The PCM can store trouble codes for EVAP system performance, a list of the codes is provided later in this section.
As part of the OBD-II diagnostic system, a test port is installed in the purge line connecting the purge solenoid to the canister. This test port is used to connect a special tester that pressurizes the EVAP system and measure the leakage rate. This tool is very expensive and requires training to operate or you could do damage to the vehicle, however, many professional shops have this device. If you suspect a leak in your EVAP system, you may want to consult a professional shop about performing this test on your car.
A visual inspection is one of the best checks of a EVAP or Enhanced EVAP system operation.

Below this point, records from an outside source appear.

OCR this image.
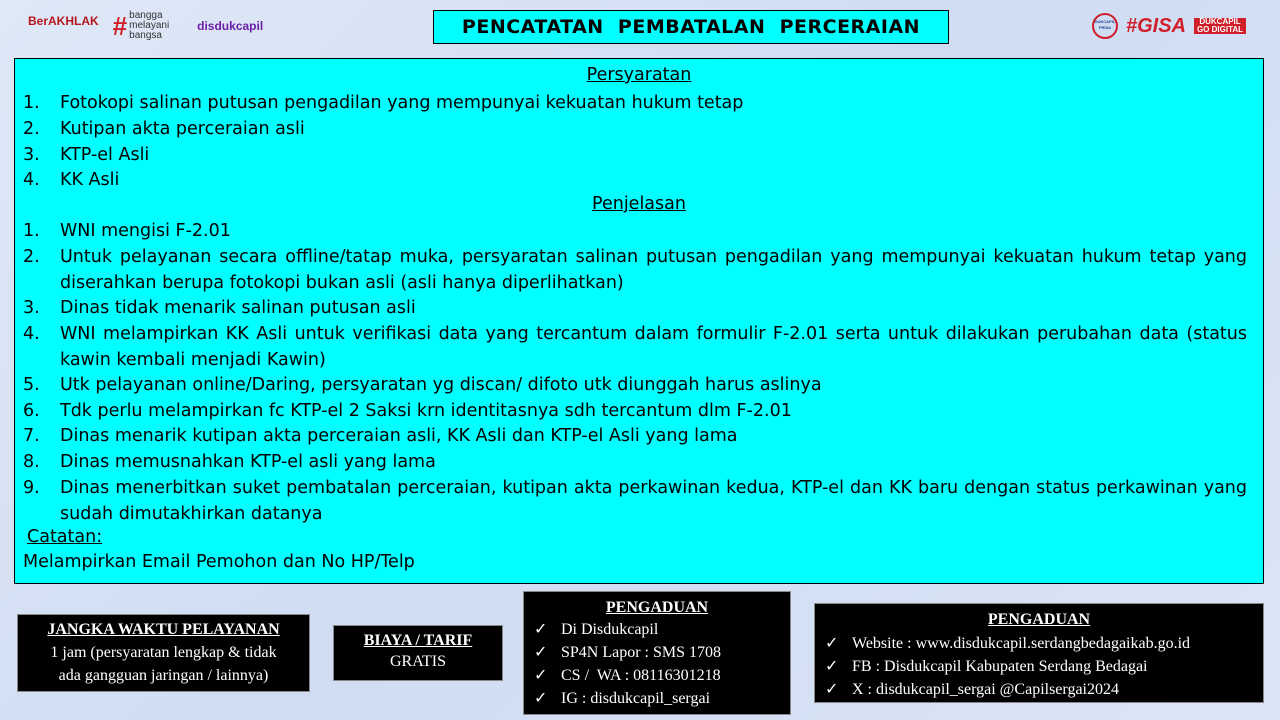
BerAKHLAK
# bangga melayani bangsa
disdukcapil	PENCATATAN  PEMBATALAN  PERCERAIAN	DUKCAPIL PRISA #GISA	DUKCAPIL GO DIGITAL
Persyaratan
1. Fotokopi salinan putusan pengadilan yang mempunyai kekuatan hukum tetap
2. Kutipan akta perceraian asli
3. KTP-el Asli
4. KK Asli
Penjelasan
1. WNI mengisi F-2.01
2. Untuk pelayanan secara offline/tatap muka, persyaratan salinan putusan pengadilan yang mempunyai kekuatan hukum tetap yang diserahkan berupa fotokopi bukan asli (asli hanya diperlihatkan)
3. Dinas tidak menarik salinan putusan asli
4. WNI melampirkan KK Asli untuk verifikasi data yang tercantum dalam formulir F-2.01 serta untuk dilakukan perubahan data (status kawin kembali menjadi Kawin)
5. Utk pelayanan online/Daring, persyaratan yg discan/ difoto utk diunggah harus aslinya
6. Tdk perlu melampirkan fc KTP-el 2 Saksi krn identitasnya sdh tercantum dlm F-2.01
7. Dinas menarik kutipan akta perceraian asli, KK Asli dan KTP-el Asli yang lama
8. Dinas memusnahkan KTP-el asli yang lama
9. Dinas menerbitkan suket pembatalan perceraian, kutipan akta perkawinan kedua, KTP-el dan KK baru dengan status perkawinan yang sudah dimutakhirkan datanya
Catatan:
Melampirkan Email Pemohon dan No HP/Telp
JANGKA WAKTU PELAYANAN
1 jam (persyaratan lengkap & tidak
ada gangguan jaringan / lainnya)
BIAYA / TARIF
GRATIS
PENGADUAN
✓ Di Disdukcapil
✓ SP4N Lapor : SMS 1708
✓ CS /  WA : 08116301218
✓ IG : disdukcapil_sergai
PENGADUAN
✓ Website : www.disdukcapil.serdangbedagaikab.go.id
✓ FB : Disdukcapil Kabupaten Serdang Bedagai
✓ X : disdukcapil_sergai @Capilsergai2024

Check for the following conditions:
- Poor connection at the PCM. Inspect the PCM harness connectors for backed out terminals, improper or loose connections, broken clips or locks, damaged or corroded terminals, and poor terminal to wire connection.
- Inspect the wiring harness for damage.
- Inspect for incorrect purge or vacuum source line routing.
- Visually check the canister for cracks or damage.
- If fuel is leaking from the bottom of the canister, replace canister and check for proper hose routing.
- If so equipped, check the filter at the bottom of the canister. If dirty, replace the filter.
The evaporative canister is not a serviceable unit. If found to be defective, replace the entire unit. On all of these vehicles, the EVAP canister is located in the wheel well behind the driver's side rear wheel. The canister and valve can be serviced only by replacement. For further information, please see Section 4.